Irish bishops oppose bid to legalize abortion
Catholic World News - May 03, 2013
Ireland’s Catholic bishops have taken a strong stand in opposition to a bill that would legalize abortion in cases when the health of the mother was deemed at risk.
The legislation, ironically known as the “Protection of Life during Pregnancy” act, is a “dramatic and morally unacceptable change to Irish law,” the bishops said. They explained that it would “make the direct and intentional killing of unborn children lawful in Ireland.”
The legislation is “unnecessary to ensure that women receive the life-saving treatment they need during pregnancy,” the Irish bishops observed. Existing law allows doctors to take any steps that are medically necessary, even at risk to the unborn child, to save the life of a mother in a crisis pregnancy.
The pressure to modify Ireland’s abortion law arose last year after the death of Savita Halappanavar, which was originally attributed to doctors’ refusal to perform an abortion. An inquest into her case eventually found that she died because attending physicians were not aware of a sharp deterioration in her condition.

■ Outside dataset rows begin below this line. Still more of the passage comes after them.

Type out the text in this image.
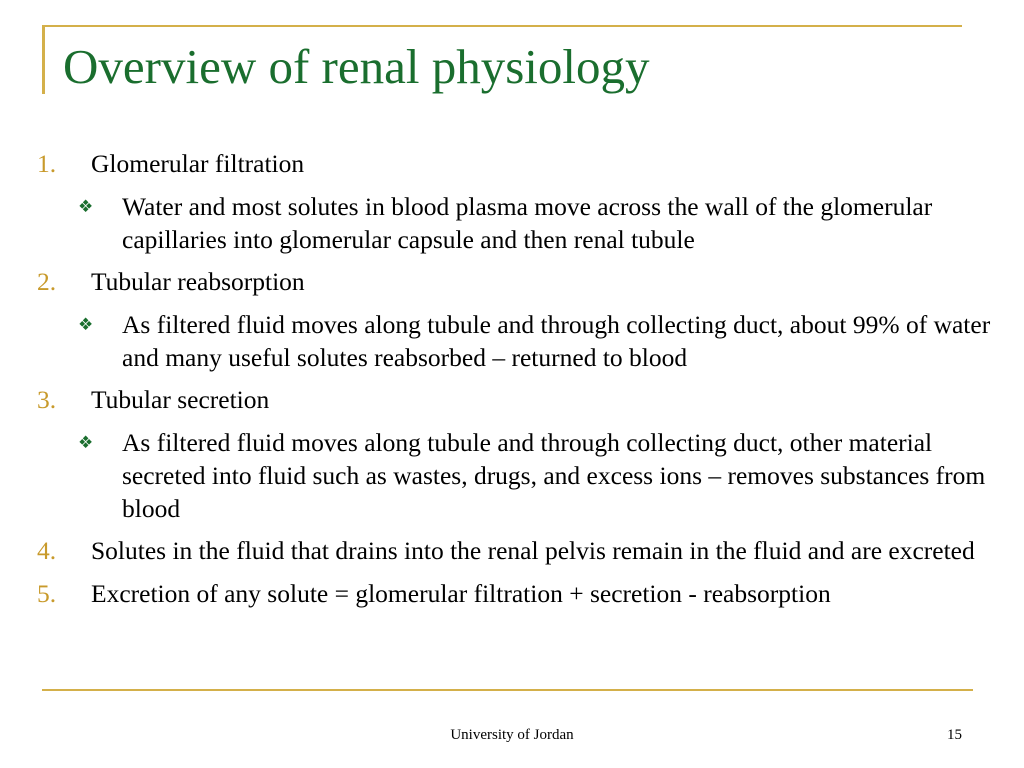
Overview of renal physiology
1. Glomerular filtration
❖ Water and most solutes in blood plasma move across the wall of the glomerular capillaries into glomerular capsule and then renal tubule
2. Tubular reabsorption
❖ As filtered fluid moves along tubule and through collecting duct, about 99% of water and many useful solutes reabsorbed – returned to blood
3. Tubular secretion
❖ As filtered fluid moves along tubule and through collecting duct, other material secreted into fluid such as wastes, drugs, and excess ions – removes substances from blood
4. Solutes in the fluid that drains into the renal pelvis remain in the fluid and are excreted
5. Excretion of any solute = glomerular filtration + secretion - reabsorption
University of Jordan	15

In their denunciation of the proposed legislation, the Irish bishops said that it “also appears to impose a duty on Catholic hospitals to provide abortions.” Supporters of the bill say that it would give “conscience-clause” protection to health-care personnel who did not wish to be involved in abortions; the bishops raised questions about that claim.
While they urged Catholics to contact their representatives and encourage a vote against the bill, the bishops did not outline any plans for disciplinary action against the sponsors of the legislation, including the government leadership. Questioned as to whether politicians who vote for the bill should be barred from receiving Communion, Cardinal Sean Brady of Armagh answered: “There would be a great reluctance to politicize the Eucharist.”